どうやら、俺の反応が想定したものじゃなかったようだ。
……まあ、当然な反応か。奴のこんな顔が見れるのならば、少しくらい舌を噛んでも構わないと思うことにした。
しかし、死神サマ捕獲の任務とはな。
人々を幻惑の虜にし、魂を魅了で束縛する”死神サマ”ってのは、さて一体どんな奴なんだろうな。俺は色々な想像をしながら、マイエラ院内の廊下を意気揚々とした足取りで歩いていった。

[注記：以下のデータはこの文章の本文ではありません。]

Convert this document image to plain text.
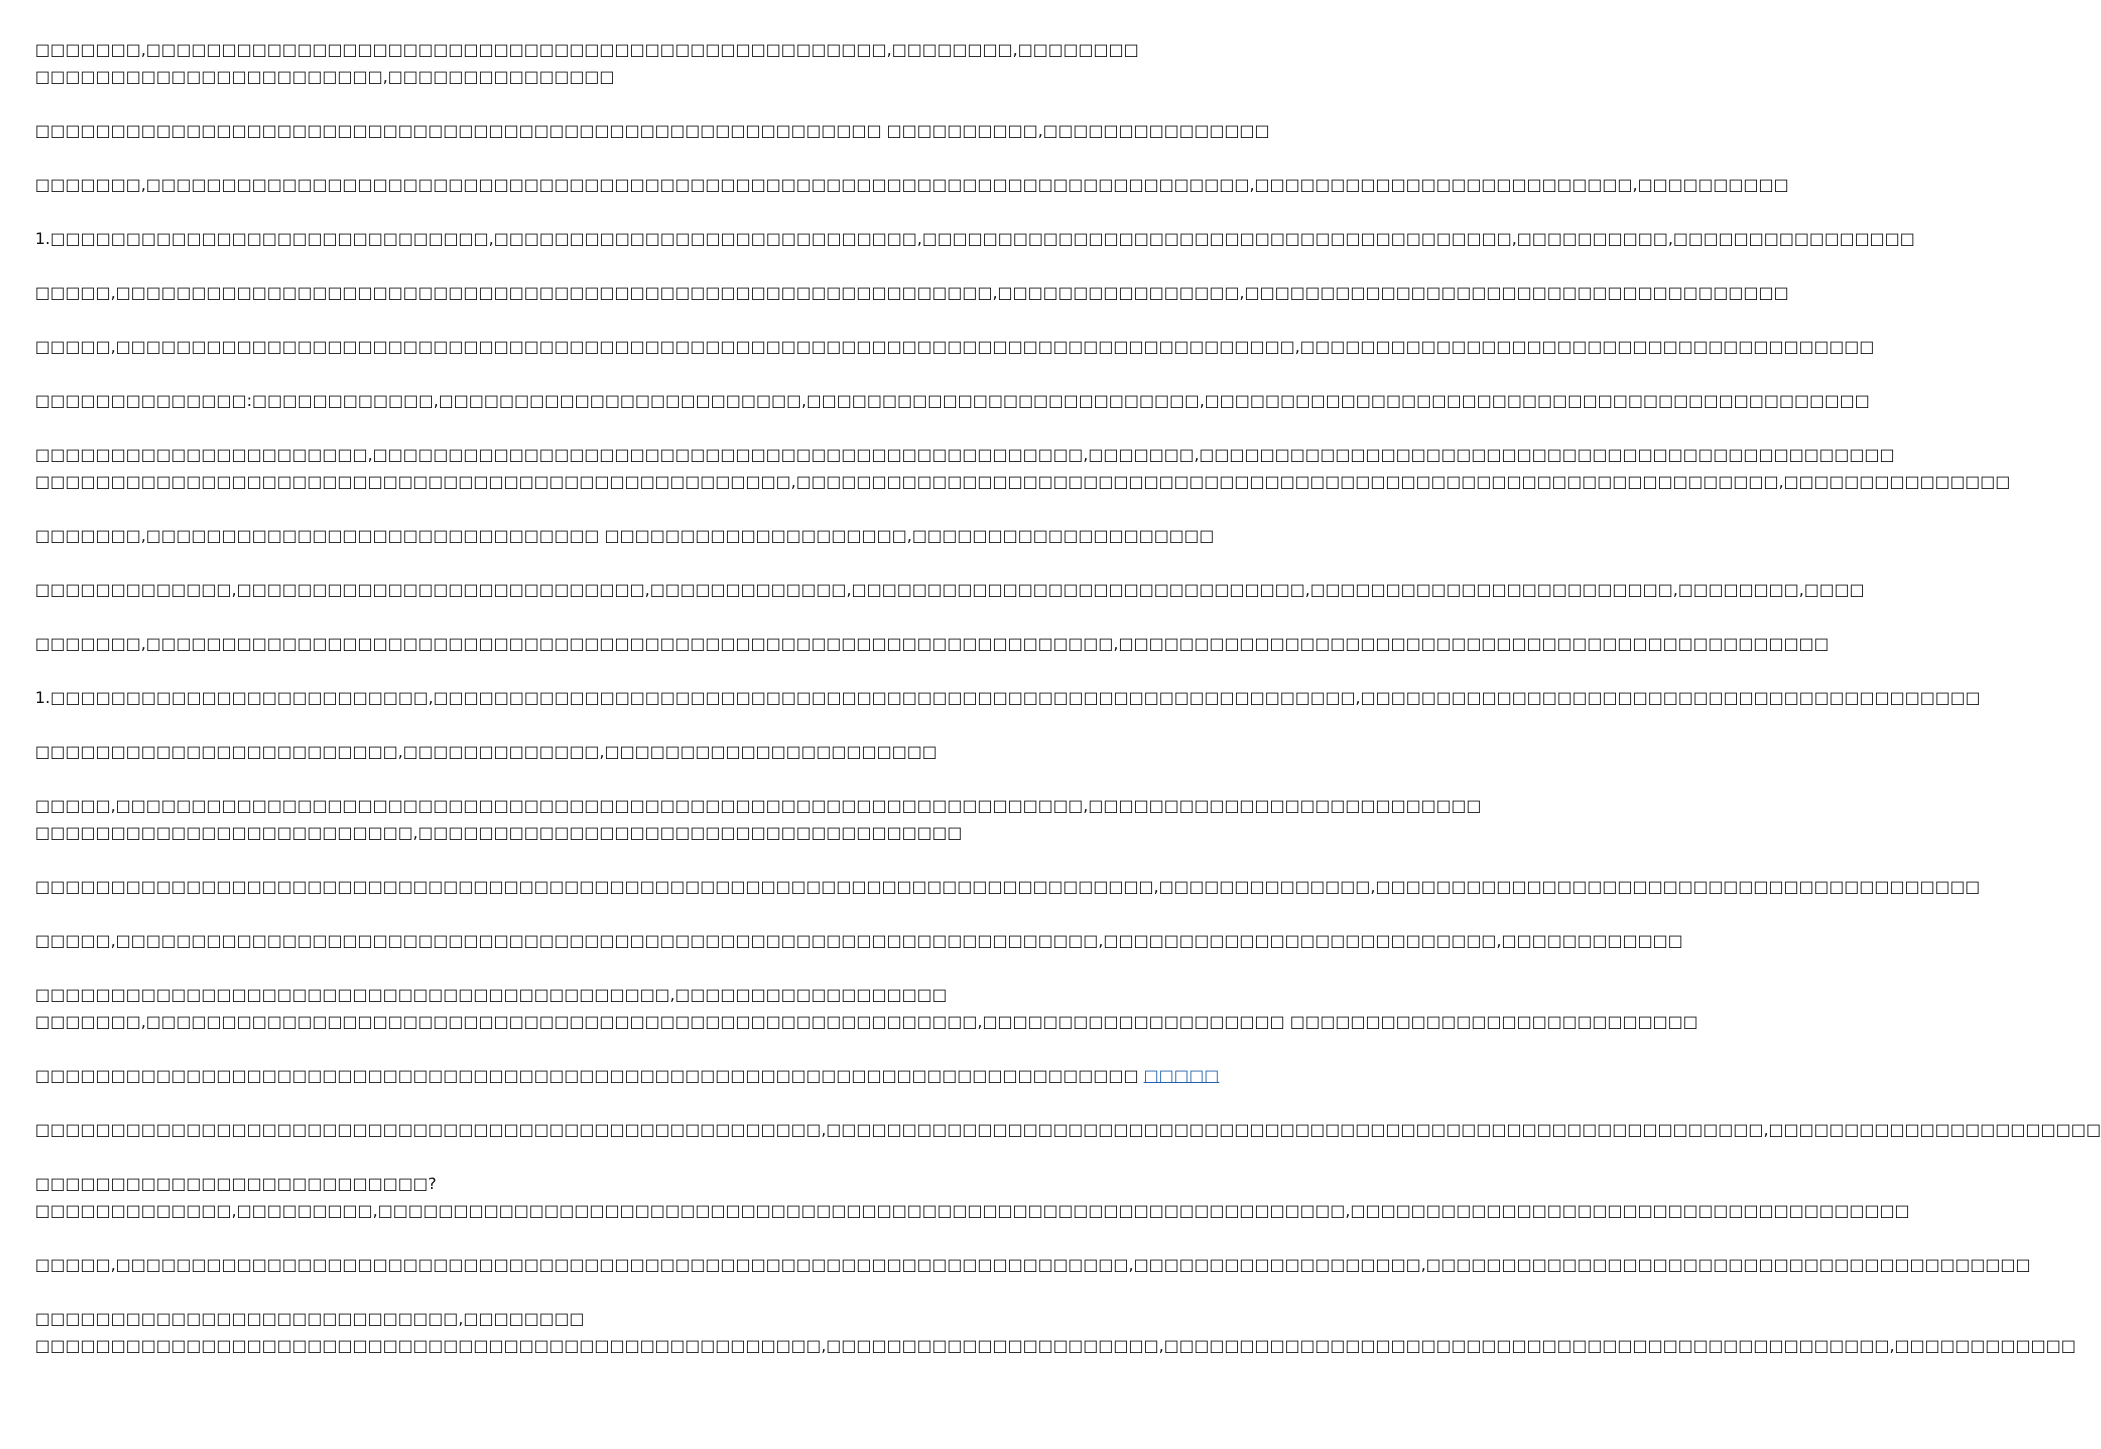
□□□□□□□,□□□□□□□□□□□□□□□□□□□□□□□□□□□□□□□□□□□□□□□□□□□□□□□□□,□□□□□□□□,□□□□□□□□
□□□□□□□□□□□□□□□□□□□□□□□,□□□□□□□□□□□□□□□
□□□□□□□□□□□□□□□□□□□□□□□□□□□□□□□□□□□□□□□□□□□□□□□□□□□□□□□□ □□□□□□□□□□,□□□□□□□□□□□□□□□
□□□□□□□,□□□□□□□□□□□□□□□□□□□□□□□□□□□□□□□□□□□□□□□□□□□□□□□□□□□□□□□□□□□□□□□□□□□□□□□□□,□□□□□□□□□□□□□□□□□□□□□□□□□,□□□□□□□□□□
1.□□□□□□□□□□□□□□□□□□□□□□□□□□□□□,□□□□□□□□□□□□□□□□□□□□□□□□□□□□,□□□□□□□□□□□□□□□□□□□□□□□□□□□□□□□□□□□□□□□,□□□□□□□□□□,□□□□□□□□□□□□□□□□
□□□□□,□□□□□□□□□□□□□□□□□□□□□□□□□□□□□□□□□□□□□□□□□□□□□□□□□□□□□□□□□□,□□□□□□□□□□□□□□□□,□□□□□□□□□□□□□□□□□□□□□□□□□□□□□□□□□□□□
□□□□□,□□□□□□□□□□□□□□□□□□□□□□□□□□□□□□□□□□□□□□□□□□□□□□□□□□□□□□□□□□□□□□□□□□□□□□□□□□□□□□,□□□□□□□□□□□□□□□□□□□□□□□□□□□□□□□□□□□□□□
□□□□□□□□□□□□□□:□□□□□□□□□□□□,□□□□□□□□□□□□□□□□□□□□□□□□,□□□□□□□□□□□□□□□□□□□□□□□□□□,□□□□□□□□□□□□□□□□□□□□□□□□□□□□□□□□□□□□□□□□□□□□
□□□□□□□□□□□□□□□□□□□□□□,□□□□□□□□□□□□□□□□□□□□□□□□□□□□□□□□□□□□□□□□□□□□□□□,□□□□□□□,□□□□□□□□□□□□□□□□□□□□□□□□□□□□□□□□□□□□□□□□□□□□□□
□□□□□□□□□□□□□□□□□□□□□□□□□□□□□□□□□□□□□□□□□□□□□□□□□□,□□□□□□□□□□□□□□□□□□□□□□□□□□□□□□□□□□□□□□□□□□□□□□□□□□□□□□□□□□□□□□□□□,□□□□□□□□□□□□□□□
□□□□□□□,□□□□□□□□□□□□□□□□□□□□□□□□□□□□□□ □□□□□□□□□□□□□□□□□□□□,□□□□□□□□□□□□□□□□□□□□
□□□□□□□□□□□□□,□□□□□□□□□□□□□□□□□□□□□□□□□□□,□□□□□□□□□□□□□,□□□□□□□□□□□□□□□□□□□□□□□□□□□□□□,□□□□□□□□□□□□□□□□□□□□□□□□,□□□□□□□□,□□□□
□□□□□□□,□□□□□□□□□□□□□□□□□□□□□□□□□□□□□□□□□□□□□□□□□□□□□□□□□□□□□□□□□□□□□□□□,□□□□□□□□□□□□□□□□□□□□□□□□□□□□□□□□□□□□□□□□□□□□□□□
1.□□□□□□□□□□□□□□□□□□□□□□□□□,□□□□□□□□□□□□□□□□□□□□□□□□□□□□□□□□□□□□□□□□□□□□□□□□□□□□□□□□□□□□□,□□□□□□□□□□□□□□□□□□□□□□□□□□□□□□□□□□□□□□□□□
□□□□□□□□□□□□□□□□□□□□□□□□,□□□□□□□□□□□□□,□□□□□□□□□□□□□□□□□□□□□□
□□□□□,□□□□□□□□□□□□□□□□□□□□□□□□□□□□□□□□□□□□□□□□□□□□□□□□□□□□□□□□□□□□□□□□,□□□□□□□□□□□□□□□□□□□□□□□□□□
□□□□□□□□□□□□□□□□□□□□□□□□□,□□□□□□□□□□□□□□□□□□□□□□□□□□□□□□□□□□□□
□□□□□□□□□□□□□□□□□□□□□□□□□□□□□□□□□□□□□□□□□□□□□□□□□□□□□□□□□□□□□□□□□□□□□□□□□□,□□□□□□□□□□□□□□,□□□□□□□□□□□□□□□□□□□□□□□□□□□□□□□□□□□□□□□□
□□□□□,□□□□□□□□□□□□□□□□□□□□□□□□□□□□□□□□□□□□□□□□□□□□□□□□□□□□□□□□□□□□□□□□□,□□□□□□□□□□□□□□□□□□□□□□□□□□,□□□□□□□□□□□□
□□□□□□□□□□□□□□□□□□□□□□□□□□□□□□□□□□□□□□□□□□,□□□□□□□□□□□□□□□□□□
□□□□□□□,□□□□□□□□□□□□□□□□□□□□□□□□□□□□□□□□□□□□□□□□□□□□□□□□□□□□□□□,□□□□□□□□□□□□□□□□□□□□ □□□□□□□□□□□□□□□□□□□□□□□□□□□
□□□□□□□□□□□□□□□□□□□□□□□□□□□□□□□□□□□□□□□□□□□□□□□□□□□□□□□□□□□□□□□□□□□□□□□□□ □□□□□
□□□□□□□□□□□□□□□□□□□□□□□□□□□□□□□□□□□□□□□□□□□□□□□□□□□□,□□□□□□□□□□□□□□□□□□□□□□□□□□□□□□□□□□□□□□□□□□□□□□□□□□□□□□□□□□□□□□,□□□□□□□□□□□□□□□□□□□□□□
□□□□□□□□□□□□□□□□□□□□□□□□□□?
□□□□□□□□□□□□□,□□□□□□□□□,□□□□□□□□□□□□□□□□□□□□□□□□□□□□□□□□□□□□□□□□□□□□□□□□□□□□□□□□□□□□□□□□,□□□□□□□□□□□□□□□□□□□□□□□□□□□□□□□□□□□□□
□□□□□,□□□□□□□□□□□□□□□□□□□□□□□□□□□□□□□□□□□□□□□□□□□□□□□□□□□□□□□□□□□□□□□□□□□,□□□□□□□□□□□□□□□□□□□,□□□□□□□□□□□□□□□□□□□□□□□□□□□□□□□□□□□□□□□□
□□□□□□□□□□□□□□□□□□□□□□□□□□□□,□□□□□□□□
□□□□□□□□□□□□□□□□□□□□□□□□□□□□□□□□□□□□□□□□□□□□□□□□□□□□,□□□□□□□□□□□□□□□□□□□□□□,□□□□□□□□□□□□□□□□□□□□□□□□□□□□□□□□□□□□□□□□□□□□□□□□,□□□□□□□□□□□□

この時点で、俺はその任務を甘く見ていた。軽んじていた、と言い換えても良いだろう。
そう、俺は愚かにも、それは容易いものだとばかり思っていた。
――事実は全てに於いて、それ以上に深く。
深遠の中のように、渾沌としているものであるなんて。
それは、哀れで痛々しいほどまでに悲しく、儚いまでに孤独な龍の話だとは、その時の俺はまだ気づくことがなかった。